In an open letter to the media released today, Communication Secretary Jason Knauf relates the extreme lengths to which one paparazzi photographer went to obtain images of the Royal Prince. In a description more reminiscent of a spy thriller, he relates how the photographer “… rented a car and parked in a discreet location outside a children’s play area. Already concealed by darkened windows, he took the added step of hanging sheets inside the vehicle and created a hide stocked with food and drinks to get him through a full day of surveillance, waiting in hope to capture images of Prince George. Police discovered him lying down in the boot of the vehicle attempting to shoot photos with a long lens through a small gap in his hide.”
Knauf goes on to write that “It is of course upsetting that such tactics … are being deployed to profit from the image of a two-year old boy” and observes that “…every parent would object to anyone – particularly strangers – taking photos of their children without their permission. Every parent would understand their deep unease at only learning they had been followed and watched days later when photographs emerged.”

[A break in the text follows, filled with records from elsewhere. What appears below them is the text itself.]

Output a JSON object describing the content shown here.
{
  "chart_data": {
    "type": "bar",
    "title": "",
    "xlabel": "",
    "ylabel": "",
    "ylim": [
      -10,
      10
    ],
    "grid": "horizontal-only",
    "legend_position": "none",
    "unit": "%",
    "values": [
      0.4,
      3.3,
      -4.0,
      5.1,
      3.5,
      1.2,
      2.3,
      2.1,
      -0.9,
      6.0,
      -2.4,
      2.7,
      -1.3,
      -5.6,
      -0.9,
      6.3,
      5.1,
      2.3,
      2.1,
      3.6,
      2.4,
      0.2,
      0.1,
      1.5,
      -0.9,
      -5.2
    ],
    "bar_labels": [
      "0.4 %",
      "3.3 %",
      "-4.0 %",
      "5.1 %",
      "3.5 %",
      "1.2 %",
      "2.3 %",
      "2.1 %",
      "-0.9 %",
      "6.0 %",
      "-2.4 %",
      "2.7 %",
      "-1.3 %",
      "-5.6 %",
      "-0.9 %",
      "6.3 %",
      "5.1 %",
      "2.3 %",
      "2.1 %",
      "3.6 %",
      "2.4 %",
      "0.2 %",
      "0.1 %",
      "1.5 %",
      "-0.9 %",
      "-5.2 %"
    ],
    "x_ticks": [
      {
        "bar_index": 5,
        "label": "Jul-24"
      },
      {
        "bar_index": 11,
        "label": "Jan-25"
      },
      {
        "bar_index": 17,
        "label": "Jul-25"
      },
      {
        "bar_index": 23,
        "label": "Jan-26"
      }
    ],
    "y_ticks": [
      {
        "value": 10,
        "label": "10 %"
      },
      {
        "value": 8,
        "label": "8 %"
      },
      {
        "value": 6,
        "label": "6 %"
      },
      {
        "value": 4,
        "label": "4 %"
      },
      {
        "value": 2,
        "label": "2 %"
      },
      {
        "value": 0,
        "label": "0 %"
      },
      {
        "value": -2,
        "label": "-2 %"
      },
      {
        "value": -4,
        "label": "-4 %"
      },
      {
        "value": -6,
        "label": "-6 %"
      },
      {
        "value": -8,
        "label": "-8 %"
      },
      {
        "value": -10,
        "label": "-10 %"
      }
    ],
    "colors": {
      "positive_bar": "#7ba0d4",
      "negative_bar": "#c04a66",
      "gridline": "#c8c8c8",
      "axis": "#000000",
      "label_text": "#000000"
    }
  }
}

In concluding, Knauf requests “We hope a public discussion of these issues will help all publishers of unauthorised photos of children to understand the power they hold to starve this disturbing activity of funding. I would welcome constructive conversations with any publisher or editor on these topics. And I would ask for your help as we work to encourage the highest standards on the protection of children in every corner of the media.”
Some will argue this is purely a privacy issue and should be dealt with according to the laws governing privacy, but perhaps it is time to consider more closely cause and effect. Knauf’s comment that “such tactics … are being deployed to profit from the image of a two-year old boy” touches upon the heart of the matter. It is the appropriation of the image of Prince George for commercial gain that is of course driving the Paparazzi to such lengths, with the consequential intrusion of privacy. Remove the commercial incentive to take the photographs and the intrusion of privacy will lessen considerably.
The key to unlocking this perennial problem is to grant the subject of the photograph rights of equal standing with the copyright enjoyed by the photographer. Icondia has long believed that the use of registered personality rights in such circumstances is a powerful aid to redressing this balance. We explained in 2014 why and how the Royal Family could benefit from this type of registration and our article just last week argued that registered personality rights could be effective against paparazzi harassment of celebrity children.
The solution to this type of excessive paparazzi intrusion already exists. The jurisdiction of Guernsey happens to have drafted this law first, but anyone may register and the protection afforded is potentially global in reach.